The problem is that all such arguments run into what philosophers call the is–ought problem. That is, it's not clear how to get from a statement of fact, or an is statement, to a statement of value, or an ought statement. As in other fields, we can make observations to determine what's true or false about language, and this is what linguists and lexicographers do: observe actual usage and describe the system of language. Prescriptivists, on the other hand—writers, editors, English teachers, usage commentators, and many others—create or promote rules to try to foster good language. Linguists and lexicographers are mostly concerned about what is, while prescriptivists are more concerned with what ought to be.
But, again, how do we know how language ought to be? There's a difference between what's true and what's right, though it's not always easy to remember that distinction when discussing language. Many prescriptivists seem to assume that there's an objective or logical right and wrong that exist independent of the way language is used. For example, David Foster Wallace wrote in his essay "Present Tense," "If a physics textbook operated on Descriptivist principles, the fact that some Americans believe that electricity flows better downhill (based on the observed fact that power lines tend to run high above the homes they serve) would require the Electricity Flows Better Downhill Theory to be included as a ‘valid' theory in the textbook—just as . . . if some Americans use infer for imply, the use becomes an ipso facto ‘valid' part of the language."
This passage is riddled with logical and factual errors, but the worst is this: the behavior of electricity is based on the laws of physics, which can be induced through observation.
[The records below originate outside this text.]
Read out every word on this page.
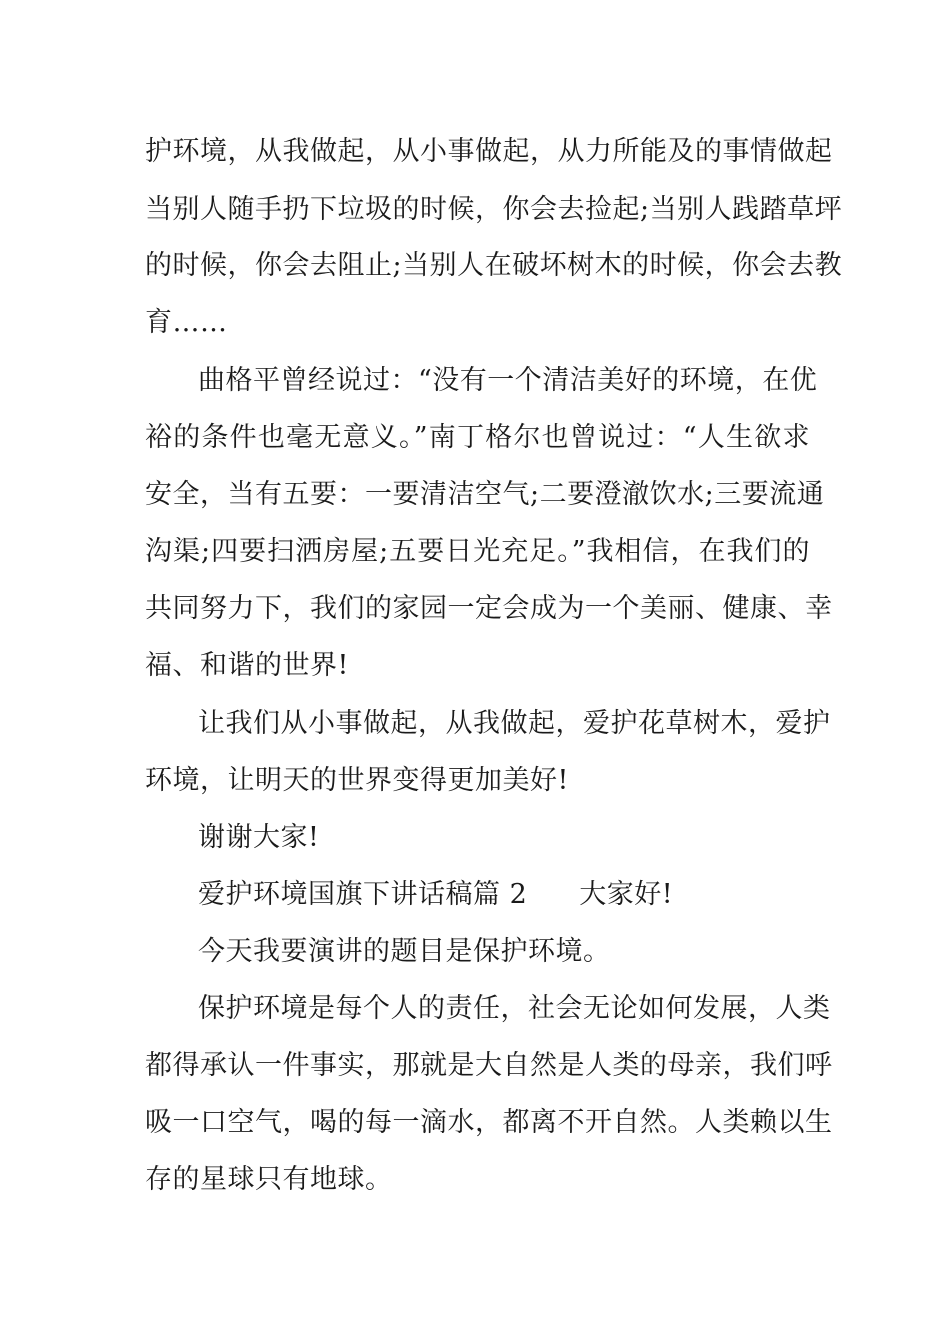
护环境，从我做起，从小事做起，从力所能及的事情做起
当别人随手扔下垃圾的时候，你会去捡起;当别人践踏草坪
的时候，你会去阻止;当别人在破坏树木的时候，你会去教
育……
曲格平曾经说过：“没有一个清洁美好的环境，在优
裕的条件也毫无意义。”南丁格尔也曾说过：“人生欲求
安全，当有五要：一要清洁空气;二要澄澈饮水;三要流通
沟渠;四要扫洒房屋;五要日光充足。”我相信，在我们的
共同努力下，我们的家园一定会成为一个美丽、健康、幸
福、和谐的世界!
让我们从小事做起，从我做起，爱护花草树木，爱护
环境，让明天的世界变得更加美好!
谢谢大家!
爱护环境国旗下讲话稿篇 2 大家好!
今天我要演讲的题目是保护环境。
保护环境是每个人的责任，社会无论如何发展，人类
都得承认一件事实，那就是大自然是人类的母亲，我们呼
吸一口空气，喝的每一滴水，都离不开自然。人类赖以生
存的星球只有地球。
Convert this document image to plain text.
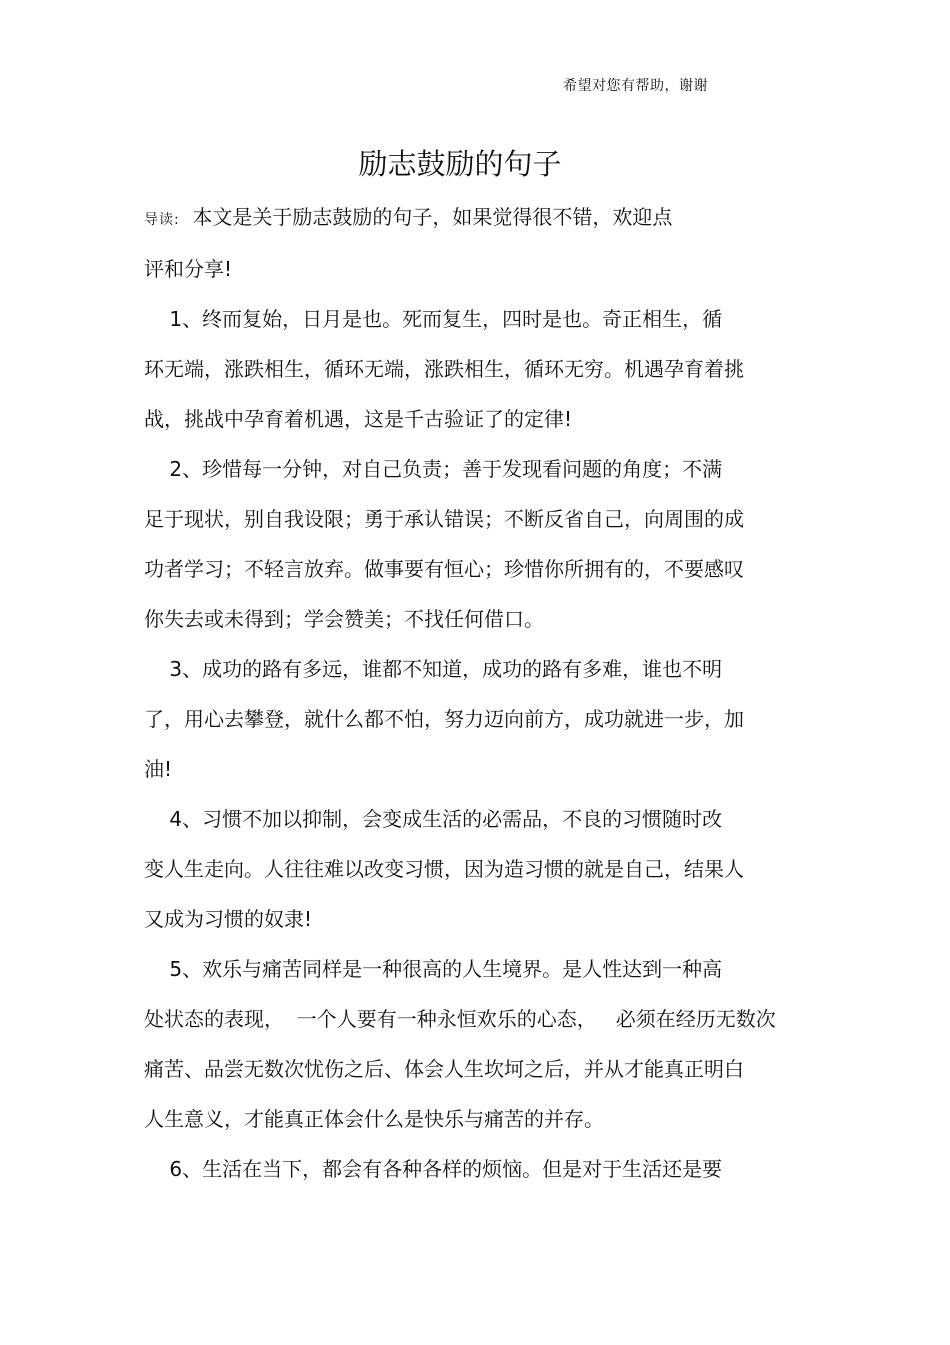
希望对您有帮助，谢谢
励志鼓励的句子
导读:  本文是关于励志鼓励的句子，如果觉得很不错，欢迎点
评和分享!
1、终而复始，日月是也。死而复生，四时是也。奇正相生，循
环无端，涨跌相生，循环无端，涨跌相生，循环无穷。机遇孕育着挑
战，挑战中孕育着机遇，这是千古验证了的定律!
2、珍惜每一分钟，对自己负责；善于发现看问题的角度；不满
足于现状，别自我设限；勇于承认错误；不断反省自己，向周围的成
功者学习；不轻言放弃。做事要有恒心；珍惜你所拥有的，不要感叹
你失去或未得到；学会赞美；不找任何借口。
3、成功的路有多远，谁都不知道，成功的路有多难，谁也不明
了，用心去攀登，就什么都不怕，努力迈向前方，成功就进一步，加
油!
4、习惯不加以抑制，会变成生活的必需品，不良的习惯随时改
变人生走向。人往往难以改变习惯，因为造习惯的就是自己，结果人
又成为习惯的奴隶!
5、欢乐与痛苦同样是一种很高的人生境界。是人性达到一种高
处状态的表现，  一个人要有一种永恒欢乐的心态，   必须在经历无数次
痛苦、品尝无数次忧伤之后、体会人生坎坷之后，并从才能真正明白
人生意义，才能真正体会什么是快乐与痛苦的并存。
6、生活在当下，都会有各种各样的烦恼。但是对于生活还是要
Language, on the other hand, is not based on natural laws. Every language is different, and languages change over time, so it's impossible to say what a valid theory of proper usage would be.
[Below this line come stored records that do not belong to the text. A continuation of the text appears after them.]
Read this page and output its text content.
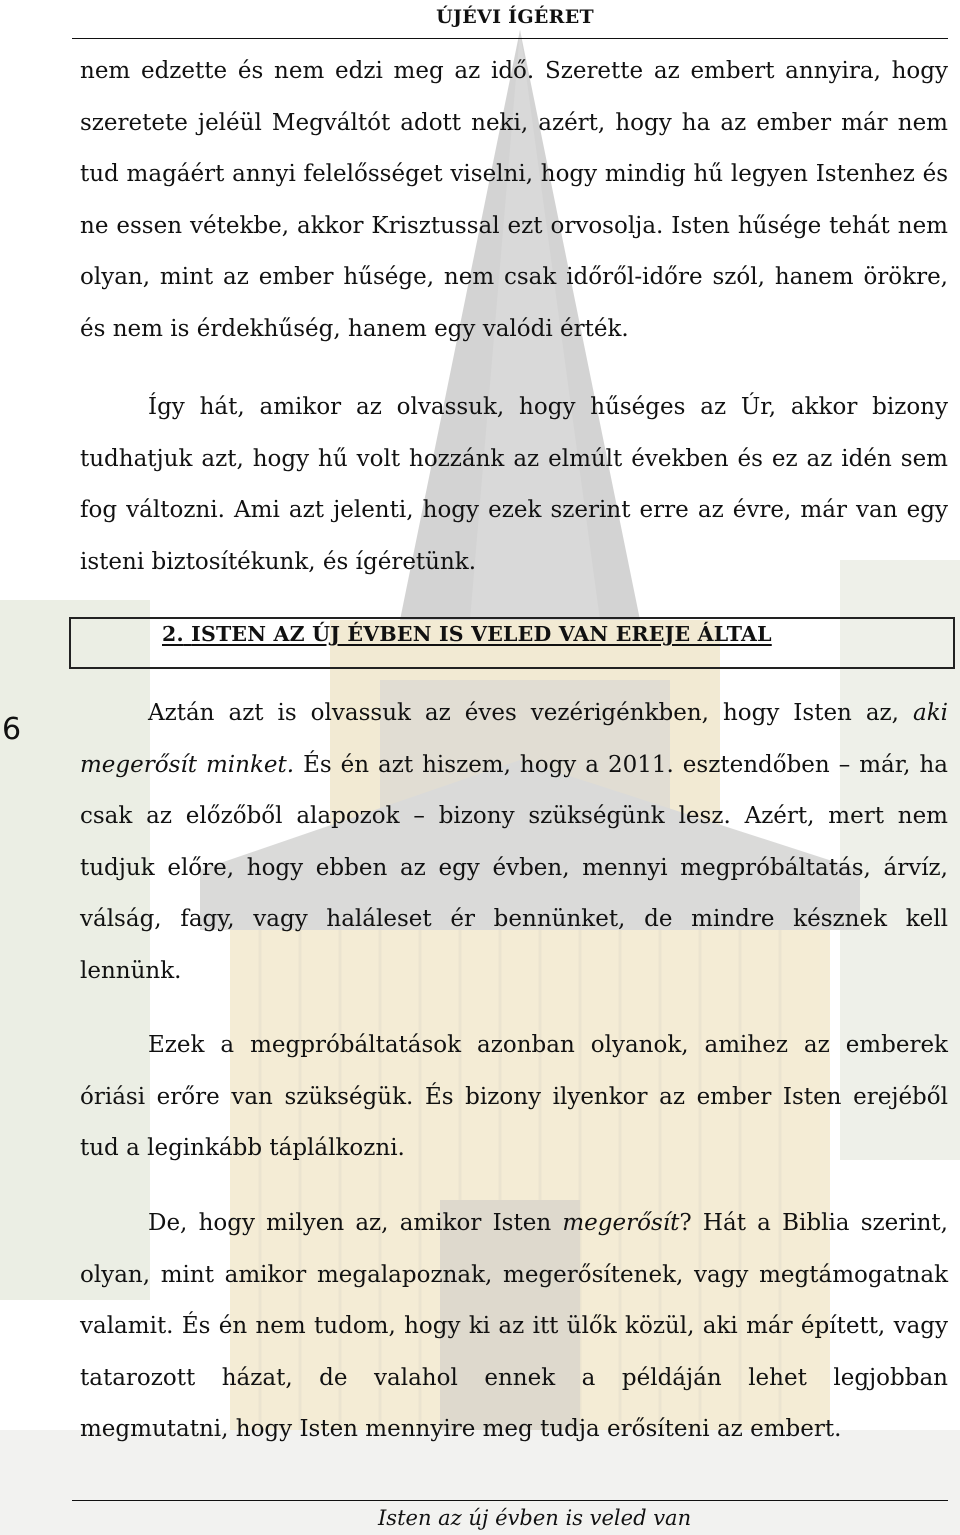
ÚJÉVI ÍGÉRET

nem edzette és nem edzi meg az idő. Szerette az embert annyira, hogy szeretete jeléül Megváltót adott neki, azért, hogy ha az ember már nem tud magáért annyi felelősséget viselni, hogy mindig hű legyen Istenhez és ne essen vétekbe, akkor Krisztussal ezt orvosolja. Isten hűsége tehát nem olyan, mint az ember hűsége, nem csak időről-időre szól, hanem örökre, és nem is érdekhűség, hanem egy valódi érték.

Így hát, amikor az olvassuk, hogy hűséges az Úr, akkor bizony tudhatjuk azt, hogy hű volt hozzánk az elmúlt években és ez az idén sem fog változni. Ami azt jelenti, hogy ezek szerint erre az évre, már van egy isteni biztosítékunk, és ígéretünk.

2. ISTEN AZ ÚJ ÉVBEN IS VELED VAN EREJE ÁLTAL
6	Aztán azt is olvassuk az éves vezérigénkben, hogy Isten az, aki megerősít minket. És én azt hiszem, hogy a 2011. esztendőben – már, ha csak az előzőből alapozok – bizony szükségünk lesz. Azért, mert nem tudjuk előre, hogy ebben az egy évben, mennyi megpróbáltatás, árvíz, válság, fagy, vagy haláleset ér bennünket, de mindre késznek kell lennünk.

Ezek a megpróbáltatások azonban olyanok, amihez az emberek óriási erőre van szükségük. És bizony ilyenkor az ember Isten erejéből tud a leginkább táplálkozni.

De, hogy milyen az, amikor Isten megerősít? Hát a Biblia szerint, olyan, mint amikor megalapoznak, megerősítenek, vagy megtámogatnak valamit. És én nem tudom, hogy ki az itt ülők közül, aki már épített, vagy tatarozott házat, de valahol ennek a példáján lehet legjobban megmutatni, hogy Isten mennyire meg tudja erősíteni az embert.

Isten az új évben is veled van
Some people get around the is–ought problem by talking about goals. For example, we might say that if your goal is to write well, you should follow certain rules of usage. But many popular usage rules conflict with real examples of good writing, as editor Tom Freeman discussed in a recent blog post. If the rules are supposed to improve your language, how do you explain how people can "still speak and write clearly, even powerfully and beautifully" without knowing and following the rules? What gives the rules authority? Freeman concludes, "Any authority has to draw its authority from somewhere else—and so on and so on. The only place to stop is at the bottom, with the community that uses the language."
Many people, however, are uncomfortable with the idea of moral relativism. They think that basing language standards on what people do is synonymous with lowering standards or abandoning them altogether. But linguistic relativism doesn't necessary lead to the "anything goes" philosophy that is often ascribed to linguists. Linguist David Crystal said it well: "The whole point of sociolinguistics, pragmatics, and the other branches of linguistics which study language in use is actually to show that ‘anything does not go'." That is, it's possible to observe that some words and constructions are uniformly rejected, or that they're accepted only in certain situations or by certain people, or that they're widely used in speech but not acceptable in formal writing, and on and on. There may not be an objective and monolithic standard of right and wrong, but we can still glean insight from the facts of usage, especially the usage of great writers.
It may technically be a logical fallacy to say that something is correct just because everyone does it, but it's the best we've got. Just because Shakespeare or Austen or Orwell used a particular construction doesn't make it right, but if great speakers and writers have been doing something for centuries, it's hard to say that they're all wrong. In the end, it's the people who make it right.